Earlier in the year, I wrote a blog post on Auditing for Disaster Recovery with Azure Policy, where I showed you how to take the existing “Audit virtual machines without disaster recovery configured” Azure Policy, and modify it so that you can control the audit against specific Tag, say ‘Environment’ : ‘Production’.

Now let’s consider the same scenario, but with Azure Backup.

Existing Policy

Recently, the Azure Backup team has created and released 2 Azure Backup policies in Azure Policy, namely:

  • Azure Backup should be enabled for Virtual Machines
  • Configure backup on VMs of a location to an existing central Vault in the same location
Azure Policy – Azure Backup

We’re going to use this first policy (like we did with the ASR policy) and customize it further for our more specific needs.

If you look at the actual policy definition, you’ll see that it is checking all Microsoft.Compute objects and looks for Microsoft.RecoveryServices/backupprotecteditems.

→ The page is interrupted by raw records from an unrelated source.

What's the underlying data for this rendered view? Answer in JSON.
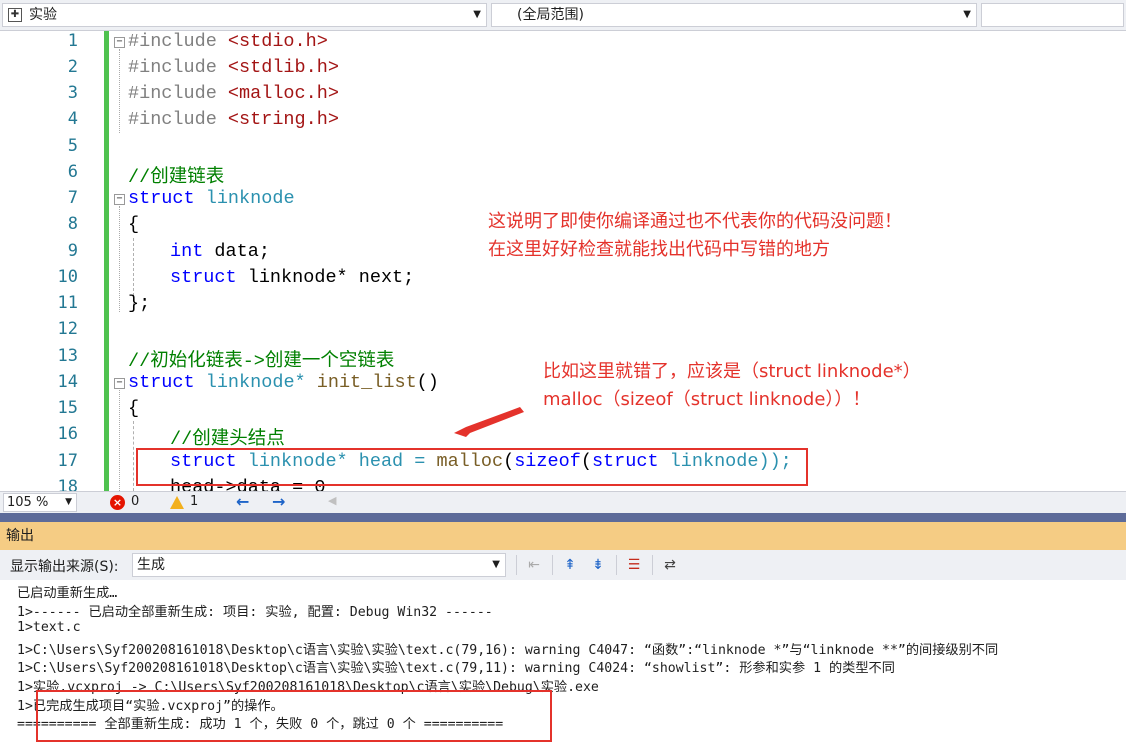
{
  "navbar": {
    "project": "实验",
    "scope": "(全局范围)"
  },
  "editor": {
    "line_numbers": [
      "1",
      "2",
      "3",
      "4",
      "5",
      "6",
      "7",
      "8",
      "9",
      "10",
      "11",
      "12",
      "13",
      "14",
      "15",
      "16",
      "17",
      "18"
    ],
    "lines": {
      "l1a": "#include ",
      "l1b": "<stdio.h>",
      "l2a": "#include ",
      "l2b": "<stdlib.h>",
      "l3a": "#include ",
      "l3b": "<malloc.h>",
      "l4a": "#include ",
      "l4b": "<string.h>",
      "l6": "//创建链表",
      "l7a": "struct",
      "l7b": " linknode",
      "l8": "{",
      "l9a": "int",
      "l9b": " data;",
      "l10a": "struct",
      "l10b": " linknode* next;",
      "l11": "};",
      "l13": "//初始化链表->创建一个空链表",
      "l14a": "struct",
      "l14b": " linknode* ",
      "l14c": "init_list",
      "l14d": "()",
      "l15": "{",
      "l16": "//创建头结点",
      "l17a": "struct",
      "l17b": " linknode* head = ",
      "l17c": "malloc",
      "l17d": "(",
      "l17e": "sizeof",
      "l17f": "(",
      "l17g": "struct",
      "l17h": " linknode));",
      "l18": "head->data = 0"
    },
    "annotations": {
      "note1_line1": "这说明了即使你编译通过也不代表你的代码没问题！",
      "note1_line2": "在这里好好检查就能找出代码中写错的地方",
      "note2_line1": "比如这里就错了，应该是（struct linknode*）",
      "note2_line2": "malloc（sizeof（struct linknode））！"
    }
  },
  "status": {
    "zoom": "105 %",
    "errors": "0",
    "warnings": "1"
  },
  "output": {
    "title": "输出",
    "source_label": "显示输出来源(S):",
    "source_value": "生成",
    "lines": [
      "已启动重新生成…",
      "1>------ 已启动全部重新生成: 项目: 实验, 配置: Debug Win32 ------",
      "1>text.c",
      "1>C:\\Users\\Syf200208161018\\Desktop\\c语言\\实验\\实验\\text.c(79,16): warning C4047: “函数”:“linknode *”与“linknode **”的间接级别不同",
      "1>C:\\Users\\Syf200208161018\\Desktop\\c语言\\实验\\实验\\text.c(79,11): warning C4024: “showlist”: 形参和实参 1 的类型不同",
      "1>实验.vcxproj -> C:\\Users\\Syf200208161018\\Desktop\\c语言\\实验\\Debug\\实验.exe",
      "1>已完成生成项目“实验.vcxproj”的操作。",
      "========== 全部重新生成: 成功 1 个，失败 0 个，跳过 0 个 =========="
    ]
  }
}
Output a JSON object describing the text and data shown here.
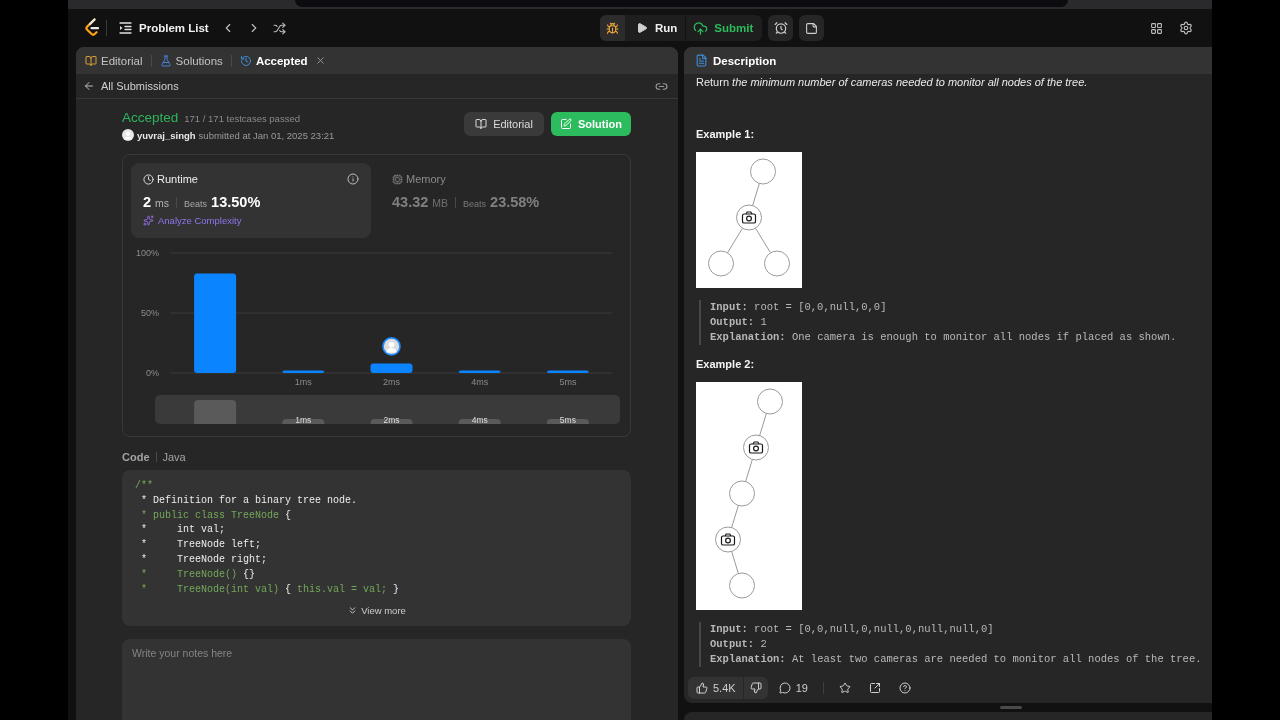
{
  "nav": {
    "problem_list": "Problem List",
    "run": "Run",
    "submit": "Submit"
  },
  "left_panel": {
    "tabs": [
      {
        "kind": "editorial",
        "label": "Editorial",
        "selected": false,
        "closable": false
      },
      {
        "kind": "solutions",
        "label": "Solutions",
        "selected": false,
        "closable": false
      },
      {
        "kind": "submission",
        "label": "Accepted",
        "selected": true,
        "closable": true
      }
    ],
    "back_link": "All Submissions",
    "submission": {
      "status": "Accepted",
      "testcases": "171 / 171 testcases passed",
      "user": "yuvraj_singh",
      "submitted_at": "submitted at Jan 01, 2025 23:21",
      "buttons": [
        {
          "kind": "editorial",
          "label": "Editorial"
        },
        {
          "kind": "solution",
          "label": "Solution"
        }
      ]
    },
    "metrics": [
      {
        "kind": "runtime",
        "label": "Runtime",
        "value": "2",
        "unit": "ms",
        "beats_label": "Beats",
        "beats": "13.50%",
        "selected": true,
        "action": "Analyze Complexity"
      },
      {
        "kind": "memory",
        "label": "Memory",
        "value": "43.32",
        "unit": "MB",
        "beats_label": "Beats",
        "beats": "23.58%",
        "selected": false
      }
    ],
    "chart_data": {
      "type": "bar",
      "categories": [
        null,
        "1ms",
        "2ms",
        "4ms",
        "5ms"
      ],
      "values": [
        83,
        2,
        8,
        2,
        2
      ],
      "ylim": [
        0,
        100
      ],
      "yticks": [
        {
          "value": 0,
          "label": "0%"
        },
        {
          "value": 50,
          "label": "50%"
        },
        {
          "value": 100,
          "label": "100%"
        }
      ],
      "annotations": [
        {
          "x": "2ms"
        }
      ]
    },
    "navigator": {
      "labels": [
        "1ms",
        "2ms",
        "4ms",
        "5ms"
      ]
    },
    "code": {
      "label": "Code",
      "language": "Java",
      "lines": [
        [
          {
            "kind": "comment",
            "text": "/**"
          }
        ],
        [
          {
            "kind": "plain",
            "text": " * Definition for a binary tree node."
          }
        ],
        [
          {
            "kind": "comment",
            "text": " * public class TreeNode"
          },
          {
            "kind": "plain",
            "text": " {"
          }
        ],
        [
          {
            "kind": "plain",
            "text": " *     int val;"
          }
        ],
        [
          {
            "kind": "plain",
            "text": " *     TreeNode left;"
          }
        ],
        [
          {
            "kind": "plain",
            "text": " *     TreeNode right;"
          }
        ],
        [
          {
            "kind": "comment",
            "text": " *     TreeNode()"
          },
          {
            "kind": "plain",
            "text": " {}"
          }
        ],
        [
          {
            "kind": "comment",
            "text": " *     TreeNode(int val)"
          },
          {
            "kind": "plain",
            "text": " { "
          },
          {
            "kind": "comment",
            "text": "this.val = val;"
          },
          {
            "kind": "plain",
            "text": " }"
          }
        ]
      ],
      "view_more": "View more"
    },
    "notes": {
      "placeholder": "Write your notes here"
    }
  },
  "right_panel": {
    "tabs": [
      {
        "label": "Description",
        "selected": true
      }
    ],
    "statement": "Return *the minimum number of cameras needed to monitor all nodes of the tree.*",
    "examples": [
      {
        "title": "Example 1:",
        "tree": {
          "camera": false,
          "children": [
            {
              "camera": true,
              "children": [
                {
                  "camera": false
                },
                {
                  "camera": false
                }
              ]
            }
          ]
        },
        "lines": [
          "**Input:** root = [0,0,null,0,0]",
          "**Output:** 1",
          "**Explanation:** One camera is enough to monitor all nodes if placed as shown."
        ]
      },
      {
        "title": "Example 2:",
        "tree": {
          "camera": false,
          "children": [
            {
              "camera": true,
              "children": [
                {
                  "camera": false,
                  "children": [
                    {
                      "camera": true,
                      "children": [
                        {
                          "camera": false
                        }
                      ]
                    }
                  ]
                }
              ]
            }
          ]
        },
        "lines": [
          "**Input:** root = [0,0,null,0,null,0,null,null,0]",
          "**Output:** 2",
          "**Explanation:** At least two cameras are needed to monitor all nodes of the tree."
        ]
      }
    ],
    "footer": {
      "likes": "5.4K",
      "comments": "19"
    }
  }
}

Azure Policy – Azure Backup – Definition

Customize the Policy

So now that we see the ‘what’ and ‘how of the policy for Azure Backup, we can modify it to meet our more specific needs. If we were to deploy this policy as-is, and perhaps assign it at the Management Group, Subscription, or Resource Group level, there is a good chance that we would be auditing a non-production system. And so, our compliance score/metric will be off, since we’re checking against resources that we don’t necessarily want to audit ‘backup compliance’ against.

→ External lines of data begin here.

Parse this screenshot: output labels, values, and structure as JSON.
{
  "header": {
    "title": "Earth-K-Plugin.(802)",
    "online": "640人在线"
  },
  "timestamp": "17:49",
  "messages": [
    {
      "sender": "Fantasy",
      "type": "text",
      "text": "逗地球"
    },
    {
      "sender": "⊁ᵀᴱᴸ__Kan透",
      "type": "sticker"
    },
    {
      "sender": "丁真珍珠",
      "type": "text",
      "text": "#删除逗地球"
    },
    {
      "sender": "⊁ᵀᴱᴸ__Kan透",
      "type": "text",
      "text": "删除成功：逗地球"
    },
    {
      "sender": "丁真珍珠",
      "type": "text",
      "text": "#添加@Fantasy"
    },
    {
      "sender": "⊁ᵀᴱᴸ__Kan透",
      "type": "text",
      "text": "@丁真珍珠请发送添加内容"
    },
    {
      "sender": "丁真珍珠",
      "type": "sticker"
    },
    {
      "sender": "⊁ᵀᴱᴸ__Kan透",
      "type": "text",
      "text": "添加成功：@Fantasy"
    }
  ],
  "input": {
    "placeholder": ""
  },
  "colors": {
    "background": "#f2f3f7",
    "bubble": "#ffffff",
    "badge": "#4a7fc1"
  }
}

Let’s duplicate the built-in policy and modify it for our needs. We can add a Tag Name and Tag Value to the parameters, like so…

Azure Policy – Azure Backup – New Parameters

In this example, I am specifying that I want to only check against resources (in this case VMs, since the Policy Rule checks only against Microsoft.Compute/virtualMachines), which includes the Tag ‘Environment’ with a value of ‘Production’. But of course, this is just an example, and you can customize it however you need it. You could, for example, include an array list of values to check against.

Within the actual Policy Rule, we need to modify it a little by using the ‘allOf’ rule structure (so that we can add our Tag check in addition to the existing ‘virtualMachine’ resource check) and then include the reference to the Tag Name and Value parameters.

Azure Policy – Azure Backup – New Policy Rules

So now, we’ve taken a built-in policy, and tweaked it to control what we’re auditing for/against. In this case, we are checking all Microsoft.Compute/virtualMachines that also have the Tag Name of ‘Environment’ with a Tag Value of ‘Production’, and auditing if they are protected by Azure Backup.

This way, if a VM resource does not have this tag, or it’s labeled with a different ‘environment’ value, it will not show up as a false-positive, and throw off our report on compliance.

Azure Policy – Azure Backup – Compliance Check

I hope this article will help you more accurately and specifically audit for backup in your Azure environments.